En la cabeza
Dos millones de luces led; 225 arcos luminosos; 9.125 plantas de flor de pascua; 19 árboles de Navidad; 837 personas sin hogar; 366 en albergues o en pisos tutelados; 471 en la pura calle
El rostro. El hombre no llama la atención. Esa invisibilidad es el drama.
Se sienta cada día a la puerta de una iglesia, siempre la misma, y espera la limosna, casi siempre de los mismos. Buenos días, gracias, adiós. Uno más. Invisible.
La primera vez que hablé con él me dijo que confiaba estar ahí solo unas semanas. Esperaba que alguien lo conociera y pudiera ofrecerle un trabajo. Pronto hará diez años. Ahí sigue.
Con la crisis perdió su empleo. Lo desahuciaron del piso. Se vio en la calle, con el vaso de plástico y la vergüenza. El vaso sigue, la vergüenza desapareció. Así ha ido envejeciendo: mimetizado con la fachada renacentista que le sirve de portal sin estrella ni buena nueva.
Cada vez que paso lo miro. Tiene muchas más canas. La mirada más desesperanzada. Los surcos de la resignación.
Solo hablamos una vez. Él ya no recuerda quién soy. Espero estar solo unas semanas aquí; pienso en esas palabras cada vez que lo miro. Han pasado diez años. Y ahí sigue. No llama la atención. Pero yo conozco su historia. Y sé que él quería salir. Y sé que diez años después –cuántos pensamientos en bucle caben en diez años de soledad sentado en el suelo de una iglesia– sigue ahí.

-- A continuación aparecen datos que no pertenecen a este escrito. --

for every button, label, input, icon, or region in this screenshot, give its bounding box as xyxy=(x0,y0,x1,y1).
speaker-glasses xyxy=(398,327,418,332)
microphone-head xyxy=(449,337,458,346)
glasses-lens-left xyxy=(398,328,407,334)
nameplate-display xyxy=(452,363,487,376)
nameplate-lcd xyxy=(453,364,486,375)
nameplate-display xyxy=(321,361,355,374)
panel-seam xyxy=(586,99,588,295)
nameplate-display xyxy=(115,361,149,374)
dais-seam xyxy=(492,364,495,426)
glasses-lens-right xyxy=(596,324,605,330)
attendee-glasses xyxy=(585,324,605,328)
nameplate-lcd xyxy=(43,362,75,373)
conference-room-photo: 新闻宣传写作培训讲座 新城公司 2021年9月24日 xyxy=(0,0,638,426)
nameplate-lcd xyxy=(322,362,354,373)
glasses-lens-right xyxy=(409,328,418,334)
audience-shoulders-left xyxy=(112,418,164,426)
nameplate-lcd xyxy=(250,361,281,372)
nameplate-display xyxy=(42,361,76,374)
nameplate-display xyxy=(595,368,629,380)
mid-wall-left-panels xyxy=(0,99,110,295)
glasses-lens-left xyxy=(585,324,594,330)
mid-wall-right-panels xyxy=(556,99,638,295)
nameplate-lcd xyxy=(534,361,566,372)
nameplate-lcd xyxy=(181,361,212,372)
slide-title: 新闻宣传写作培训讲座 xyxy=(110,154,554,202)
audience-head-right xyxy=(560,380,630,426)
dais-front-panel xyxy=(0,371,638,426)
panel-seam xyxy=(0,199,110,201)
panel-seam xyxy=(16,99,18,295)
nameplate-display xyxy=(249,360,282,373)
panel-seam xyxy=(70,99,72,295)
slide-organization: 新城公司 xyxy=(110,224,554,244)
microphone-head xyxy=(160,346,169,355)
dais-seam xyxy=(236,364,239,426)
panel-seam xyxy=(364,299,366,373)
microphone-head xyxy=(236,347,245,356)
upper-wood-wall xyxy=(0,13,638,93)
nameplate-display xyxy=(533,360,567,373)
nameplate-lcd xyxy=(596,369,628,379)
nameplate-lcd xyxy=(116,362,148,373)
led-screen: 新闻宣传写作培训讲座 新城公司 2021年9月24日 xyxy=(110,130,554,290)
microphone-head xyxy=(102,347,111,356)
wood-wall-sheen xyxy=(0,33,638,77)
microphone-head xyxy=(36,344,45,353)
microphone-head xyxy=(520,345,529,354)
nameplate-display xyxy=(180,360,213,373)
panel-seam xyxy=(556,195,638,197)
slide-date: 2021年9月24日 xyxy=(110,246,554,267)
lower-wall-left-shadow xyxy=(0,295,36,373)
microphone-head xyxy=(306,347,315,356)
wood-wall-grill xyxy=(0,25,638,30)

Aquella mañana en la que hablamos compartió conmigo dos lecciones de la vida callejera.
La primera lección era una paradoja. Que él, pese a todo, era feliz. Estaba mal, sí, pero era feliz. Porque tenía salud, porque no tenía antecedentes, porque no debía nada a nadie, porque había evitado el asidero del alcohol. Y que en cambio a otros, que pasaban bien vestidos delante de su contrapicado permanente, los veía infelices.
La segunda lección era una reflexión: Sólo se ve lo que se mira, y sólo se mira lo que se tiene en la cabeza. Eso me dijo. Que a él casi nadie lo miraba. Mobiliario urbano, mobiliario humano. Antes de despedirse para siempre lo repitió: Solo se mira lo que se tiene en la cabeza.
Los números. Dos millones de luces led; 225 arcos luminosos; 9.125 plantas de flor de pascua; 19 árboles de Navidad; 20 metros de altura del árbol central; veinte autobuses vinilados con feliz navidad; 837 personas sin hogar; 366 en albergues o en pisos tutelados; 471 en la pura calle; una pista de patinaje de hielo; un tiovivo; un tren infantil.
La obra. Sólo se ve lo que se mira, y sólo se mira lo que se tiene en la cabeza. ¿Qué tiene un creador en la cabeza?
Me gusta cómo funciona la cabeza de Paco Roca, ante todo una buena persona que lleva su bondad escrita en los ojos y en su sonrisa tranquila. Su proyecto artístico es uno de los más sólidos de la cultura valenciana. Ha dibujado y escrito de la vida de los ancianos en las residencias (Arrugas), de los campos de refugiados españoles en Francia (El ángel de la retirada), de los historietistas que desafiaron la censura franquista (El invierno del dibujante), de las esperanzas y desilusiones de los republicanos que liberaron París (Los surcos del azar). Esta semana publica un nuevo libro con el periodista Rodrigo Terrassa. Se titula El abismo del olvido. Cuenta la historia de varios fusilados en el paredón de Paterna y cómo la lucha de sus familiares por recuperar sus restos ochenta años después –cuántos pensamientos en bucle caben en casi un siglo de soledad frente a una fosa– sigue ahí.
Siempre emociona reencontrar el trazo de Paco Roca. En una viñeta de este libro hay dos soldados. Dos verdugos a su pesar. Antes de ejecutar el fusilamiento para el que han sido movilizados, un recluta le dice a su compañero: “Si no quieres que sufran, abre los ojos y apunta bien, ¡cojones!”. Una extraña forma de mirar y no mirar. Faire, laissez faire.
Hay quien dice que la cultura debe ser blanca.
Sólo se mira lo que se tiene en la cabeza.